9.9. Universal functions¶
A universal function (ufunc) is a math function that applies to every element of an array in one call. The arithmetic operators on the previous page are universal functions wearing operator syntax; this page is the catalogue of the named ones that cover trig, exp / log, rounding, and a few others.
Each ufunc accepts a scalar, a Python iterable, or an
ndarray, and returns either a
single float (when the input was scalar) or a float
ndarray:
from ulab import numpy as np
np.exp(2.0) # 7.389...
np.sin(range(4)) # 1-D float ndarray
np.sqrt([1, 4, 9, 16]) # array([1.0, 2.0, 3.0, 4.0])
a = np.arange(9).reshape((3, 3))
np.exp(a) # 3x3 float ndarray
9.9.1. The catalogue¶
numpy exposes the math functions an embedded
application reaches for most often:
Trig –
sin(),cos(),tan(),asin(),acos(),atan(),arctan2(),sinh(),cosh(),tanh(),asinh(),acosh(),atanh(),sinc().Angle conversion –
degrees(),radians().Exponentials and logs –
exp(),expm1(),log(),log10(),log2(),sqrt().Rounding –
ceil(),floor(),around().
Each function processes the whole array in one library
call. The speedup over a Python list comprehension that
calls math.sin() element by element is 10-30x on
a typical buffer.
9.9.2. The out= keyword¶
Each ufunc call normally allocates a fresh result array
to hold its output. In a loop that runs many times a
second, those allocations add up and waste RAM.
Passing out= – a float array that already exists,
of the same shape as the input – writes the result
into that array instead of allocating a new one:
x = np.linspace(0, 2 * np.pi, num=256)
y = np.zeros(256)
while True:
np.sin(x, out=y)
# use y ...
If out has the wrong dtype or shape, the function
raises an exception. The keyword is supported on every
ufunc on this page; it is the cleanest way to keep a
streaming signal-processing loop allocation-free.

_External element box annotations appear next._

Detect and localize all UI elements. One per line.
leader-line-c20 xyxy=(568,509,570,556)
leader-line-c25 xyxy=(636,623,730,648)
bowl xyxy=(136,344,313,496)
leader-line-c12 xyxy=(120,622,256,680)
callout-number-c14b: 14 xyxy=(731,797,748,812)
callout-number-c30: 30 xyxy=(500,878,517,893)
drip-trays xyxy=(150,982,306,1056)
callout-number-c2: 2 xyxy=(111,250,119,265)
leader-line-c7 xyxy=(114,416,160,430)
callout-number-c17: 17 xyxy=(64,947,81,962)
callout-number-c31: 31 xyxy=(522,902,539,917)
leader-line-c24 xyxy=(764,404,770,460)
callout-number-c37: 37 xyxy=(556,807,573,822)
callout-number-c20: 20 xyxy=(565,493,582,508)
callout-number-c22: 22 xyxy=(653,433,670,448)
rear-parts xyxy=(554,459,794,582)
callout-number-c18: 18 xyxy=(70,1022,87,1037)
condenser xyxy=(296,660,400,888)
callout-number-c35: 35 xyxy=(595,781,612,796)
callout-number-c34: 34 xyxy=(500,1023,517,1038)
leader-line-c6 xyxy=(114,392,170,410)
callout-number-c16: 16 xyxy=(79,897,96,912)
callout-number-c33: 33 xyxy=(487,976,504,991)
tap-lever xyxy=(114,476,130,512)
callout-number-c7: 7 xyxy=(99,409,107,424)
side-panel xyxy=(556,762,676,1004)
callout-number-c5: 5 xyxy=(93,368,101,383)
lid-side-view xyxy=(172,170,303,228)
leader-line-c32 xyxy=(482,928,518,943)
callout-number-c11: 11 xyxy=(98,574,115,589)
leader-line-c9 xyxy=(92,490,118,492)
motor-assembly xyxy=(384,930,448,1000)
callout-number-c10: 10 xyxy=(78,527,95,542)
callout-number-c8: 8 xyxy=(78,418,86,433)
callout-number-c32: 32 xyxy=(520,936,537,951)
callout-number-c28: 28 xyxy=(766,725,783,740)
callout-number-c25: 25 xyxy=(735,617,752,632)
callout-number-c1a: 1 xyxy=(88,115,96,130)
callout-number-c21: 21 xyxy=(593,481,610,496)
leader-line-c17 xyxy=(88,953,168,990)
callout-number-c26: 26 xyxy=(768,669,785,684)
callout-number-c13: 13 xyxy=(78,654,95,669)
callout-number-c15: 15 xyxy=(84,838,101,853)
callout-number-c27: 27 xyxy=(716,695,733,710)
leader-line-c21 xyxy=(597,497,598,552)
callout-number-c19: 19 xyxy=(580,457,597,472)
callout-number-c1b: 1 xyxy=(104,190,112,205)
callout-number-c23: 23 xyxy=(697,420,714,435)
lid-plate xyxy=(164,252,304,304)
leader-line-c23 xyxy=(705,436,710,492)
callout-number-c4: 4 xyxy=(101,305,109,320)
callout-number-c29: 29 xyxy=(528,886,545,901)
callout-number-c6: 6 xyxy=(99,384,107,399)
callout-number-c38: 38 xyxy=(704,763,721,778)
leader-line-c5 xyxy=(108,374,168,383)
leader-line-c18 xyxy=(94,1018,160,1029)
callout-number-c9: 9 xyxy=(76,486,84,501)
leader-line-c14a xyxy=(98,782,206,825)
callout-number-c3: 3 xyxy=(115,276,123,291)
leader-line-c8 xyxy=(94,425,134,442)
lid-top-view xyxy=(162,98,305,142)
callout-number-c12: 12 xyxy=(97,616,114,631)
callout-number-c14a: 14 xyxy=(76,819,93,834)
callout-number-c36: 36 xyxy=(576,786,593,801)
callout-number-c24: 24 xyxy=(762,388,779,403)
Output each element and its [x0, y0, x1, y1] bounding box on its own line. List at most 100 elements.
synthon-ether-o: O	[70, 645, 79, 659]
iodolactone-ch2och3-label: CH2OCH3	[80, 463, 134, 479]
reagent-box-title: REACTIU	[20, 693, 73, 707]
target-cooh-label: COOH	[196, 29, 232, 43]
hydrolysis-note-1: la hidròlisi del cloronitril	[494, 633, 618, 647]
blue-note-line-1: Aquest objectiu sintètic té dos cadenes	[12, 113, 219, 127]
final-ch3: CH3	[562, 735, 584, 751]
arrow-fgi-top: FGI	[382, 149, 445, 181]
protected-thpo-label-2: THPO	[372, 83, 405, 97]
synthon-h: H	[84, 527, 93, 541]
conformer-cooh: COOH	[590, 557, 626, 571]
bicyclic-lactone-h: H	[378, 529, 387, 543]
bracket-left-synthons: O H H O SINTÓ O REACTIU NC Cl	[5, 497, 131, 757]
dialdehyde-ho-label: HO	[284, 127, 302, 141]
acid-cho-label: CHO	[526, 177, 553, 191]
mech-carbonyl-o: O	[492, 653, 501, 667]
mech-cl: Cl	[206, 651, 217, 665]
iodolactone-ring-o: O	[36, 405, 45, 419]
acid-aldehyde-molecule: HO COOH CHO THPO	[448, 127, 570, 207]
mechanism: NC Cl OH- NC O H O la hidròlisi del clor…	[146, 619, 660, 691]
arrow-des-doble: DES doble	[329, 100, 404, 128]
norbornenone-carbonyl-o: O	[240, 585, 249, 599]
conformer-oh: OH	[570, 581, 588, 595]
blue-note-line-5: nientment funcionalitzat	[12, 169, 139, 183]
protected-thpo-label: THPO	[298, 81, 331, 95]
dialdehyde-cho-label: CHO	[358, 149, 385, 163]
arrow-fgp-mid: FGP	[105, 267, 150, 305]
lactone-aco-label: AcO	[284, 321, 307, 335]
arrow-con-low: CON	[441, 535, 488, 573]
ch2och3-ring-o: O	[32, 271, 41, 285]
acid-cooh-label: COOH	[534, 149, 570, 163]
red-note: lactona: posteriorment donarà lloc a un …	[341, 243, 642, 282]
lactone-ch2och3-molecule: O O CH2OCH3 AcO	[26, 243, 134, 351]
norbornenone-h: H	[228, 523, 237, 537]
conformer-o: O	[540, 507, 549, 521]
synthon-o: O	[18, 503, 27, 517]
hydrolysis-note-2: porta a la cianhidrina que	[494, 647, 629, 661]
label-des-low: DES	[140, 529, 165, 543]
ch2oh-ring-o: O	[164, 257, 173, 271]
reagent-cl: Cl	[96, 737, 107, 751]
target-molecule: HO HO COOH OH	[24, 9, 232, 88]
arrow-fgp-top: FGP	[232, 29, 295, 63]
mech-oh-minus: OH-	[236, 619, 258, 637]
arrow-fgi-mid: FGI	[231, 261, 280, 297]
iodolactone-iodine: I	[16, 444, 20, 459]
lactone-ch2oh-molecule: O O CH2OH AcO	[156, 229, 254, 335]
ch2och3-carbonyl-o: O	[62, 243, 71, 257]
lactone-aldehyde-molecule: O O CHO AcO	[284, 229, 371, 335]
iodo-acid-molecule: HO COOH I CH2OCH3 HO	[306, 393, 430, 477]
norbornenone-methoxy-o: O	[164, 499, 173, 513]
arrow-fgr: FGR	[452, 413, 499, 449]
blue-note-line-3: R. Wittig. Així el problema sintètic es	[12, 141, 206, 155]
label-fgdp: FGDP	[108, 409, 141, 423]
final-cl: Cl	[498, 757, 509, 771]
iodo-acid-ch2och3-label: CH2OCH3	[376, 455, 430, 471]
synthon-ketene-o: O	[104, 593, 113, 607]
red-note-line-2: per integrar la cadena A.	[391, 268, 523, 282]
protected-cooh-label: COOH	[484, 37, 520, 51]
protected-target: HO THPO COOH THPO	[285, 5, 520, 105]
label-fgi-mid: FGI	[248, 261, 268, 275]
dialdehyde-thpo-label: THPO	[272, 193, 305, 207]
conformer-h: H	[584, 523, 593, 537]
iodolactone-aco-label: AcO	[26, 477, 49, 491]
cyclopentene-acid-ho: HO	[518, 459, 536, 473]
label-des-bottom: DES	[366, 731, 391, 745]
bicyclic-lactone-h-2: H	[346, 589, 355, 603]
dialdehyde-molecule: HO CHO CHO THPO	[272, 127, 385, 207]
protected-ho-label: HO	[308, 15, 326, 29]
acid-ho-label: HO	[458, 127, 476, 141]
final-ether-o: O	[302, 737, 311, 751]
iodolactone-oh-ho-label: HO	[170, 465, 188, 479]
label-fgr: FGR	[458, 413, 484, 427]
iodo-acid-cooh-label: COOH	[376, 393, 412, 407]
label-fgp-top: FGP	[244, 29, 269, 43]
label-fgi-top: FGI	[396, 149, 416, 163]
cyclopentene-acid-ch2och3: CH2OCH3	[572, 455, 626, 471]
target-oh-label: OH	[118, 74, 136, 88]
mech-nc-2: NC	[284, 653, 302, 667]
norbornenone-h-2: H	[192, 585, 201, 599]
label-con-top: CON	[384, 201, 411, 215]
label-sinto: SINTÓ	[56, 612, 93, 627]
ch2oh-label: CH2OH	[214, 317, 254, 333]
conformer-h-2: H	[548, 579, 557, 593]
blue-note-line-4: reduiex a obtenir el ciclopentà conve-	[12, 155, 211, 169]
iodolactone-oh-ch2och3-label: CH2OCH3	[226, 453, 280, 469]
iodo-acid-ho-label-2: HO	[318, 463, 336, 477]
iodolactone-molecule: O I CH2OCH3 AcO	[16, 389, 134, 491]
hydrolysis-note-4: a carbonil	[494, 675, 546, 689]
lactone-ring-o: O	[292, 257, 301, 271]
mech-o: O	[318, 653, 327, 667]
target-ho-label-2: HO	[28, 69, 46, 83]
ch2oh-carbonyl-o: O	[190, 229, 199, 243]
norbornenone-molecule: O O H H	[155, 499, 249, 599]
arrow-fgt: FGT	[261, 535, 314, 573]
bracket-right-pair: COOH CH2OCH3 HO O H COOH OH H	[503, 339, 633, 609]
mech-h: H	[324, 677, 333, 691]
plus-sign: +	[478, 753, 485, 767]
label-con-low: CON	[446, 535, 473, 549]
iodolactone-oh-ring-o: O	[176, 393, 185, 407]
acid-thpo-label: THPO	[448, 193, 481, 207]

9.9.3. Two-argument ufuncs¶
arctan2() is the only true
two-argument ufunc in the list above – it returns the
quadrant-aware arctangent of y / x and broadcasts the
two operands:
y = np.array([1, 2.2, 33.33, 444.444])
np.arctan2(y, 1.0) # against a scalar
np.arctan2(1.0, y) # the other way
np.arctan2(y, y) # against another array
9.9.4. Composing universal functions¶
Universal functions compose like any other array expression. A few patterns that come up on the camera:
Gamma correction (in float space):
gamma = 0.5
out = 255.0 * (frame / 255.0) ** gamma
A simple low-pass IIR (alpha close to 1.0
means slow update):
alpha = 0.95
filtered = alpha * filtered + (1.0 - alpha) * sample
Sigmoid:
sigmoid = 1.0 / (1.0 + np.exp(-x))
Power spectrum in dB:
spectrum = 20.0 * np.log10(np.abs(real) + 1e-12)
In a loop, rewrite each expression to use out= and
in-place operators so no temporary is allocated per
iteration. Performance covers the rewrite.
9.9.5. np.vectorize¶
A regular Python function can be promoted to a
ufunc-shaped one by vectorize(). The
resulting callable accepts scalars, iterables, or
ndarrays:
def f(x):
return x * x
vf = np.vectorize(f)
vf(44.0) # array([1936.0])
vf(np.array([1, 2, 3, 4])) # array([1.0, 4.0, 9.0, 16.0])
vf([2, 3, 4]) # array([4.0, 9.0, 16.0])
By default the result dtype is float. otypes=
overrides it:
vf_u8 = np.vectorize(f, otypes=np.uint8)
vf_u8([1, 2, 3, 4])
# array([1, 4, 9, 16], dtype=uint8)
The Python function must take a single argument and return a single number.
vectorize() is mostly syntactic:
the wrapped Python function still has to run once per
element, so most of the per-element interpreter cost
that a true ufunc avoids is back. Expect a modest
30%-50% speedup over a list comprehension, not the 30x
of a true universal function. The right tool when one
function has to work on scalars, lists, and arrays
under the same name – not when raw speed is the goal.
For the full call signatures of every universal function listed above, see numpy — numpy-compatible array operations.